In Vitro Fertilization - IVF
IVF - ICSI
In Vitro Fertilization (IVF) / ICSI
In vitro fertilization is one of the most significantly advanced fertility treatment options. Since the first IVF baby (Louise Brown in 1978), IVF treatment has been improved, leading to steadily risings success rates and million babies born through this technology. Initially, IVF was applied to women with tubal infertility factors, but nowadays it is the preferred treatment option for many other infertility factors. IVF is the most successful infertility treatment that can be offered.
The treatment consists of four main steps:
- Ovarian Stimulation
Gonadotropins are used to stimulate the growth of multiple ovarian follicles. The term gonadotropins refers to medications that contain follicle-stimulating hormone (FSH) and Luteinizing Hormone (LH). During this process, we monitor the growth of the ovarian follicles with transvaginal ultrasound scans and hormonal check through blood exams.

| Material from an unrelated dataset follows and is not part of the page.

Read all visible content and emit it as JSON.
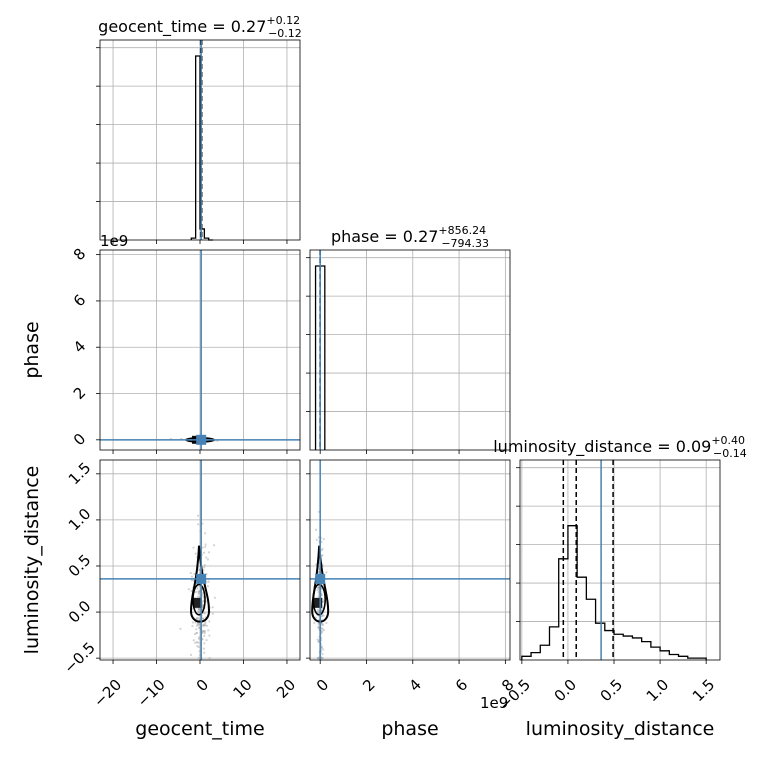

The ovarian stimulation process step is extremely important since the number of oocytes retrieved is related directly to the number of embryos available for transfer. Once the size of the follicles is optimal, trigger injection is administered to induce ovulation and finalize the oocyte maturation. Oocyte retrieval takes place 36 hours later after the trigger injection is applied.
- Oocyte retrieval (egg collection)
The egg collection is performed under vaginal ultrasound guidance. A fine needle is directed through the vaginal wall into the ovarian follicles. The fluid from all the follicles within both ovaries is aspirated and then examined by an embryologist to identify the eggs under the microscope. The extracted eggs are placed in culture plates with nutrient media and then in the incubator. The procedure is performed under sedation and generally takes less than 10–15 minutes to complete.
On the day of egg retrieval, a fresh sperm sample from the male partner is assessed. If the quality of the sperm is good and there are no other concerns, classic IVF is applied: sperms are placed with the eggs in a culture dish, which is then placed in the incubator.
If there is a male infertility factor or any other concerns (e.g. history of low fertilization rate) Intracytoplasmic Sperm Injection (ICSI) is applied. ICSI involves the injection of a single sperm directly into the oocyte
The morning after insemination, the eggs are examined to determine whether fertilization has occurred.
- Embryo transfer
The embryo transfer can take place either on day 3 or day 5 depending on each patient's occasion and history. It is performed by Dr Thomas Stavrakis under abdominal ultrasound guidance. An echogenic catheter is inserted through the cervix into the uterine cavity and the embryo(s) is placed 1-2cm from the top of the cavity. Extra good quality embryos can be cryopreserved for future use. A pregnancy test is performed 10 to 12 days after the embryo transfer.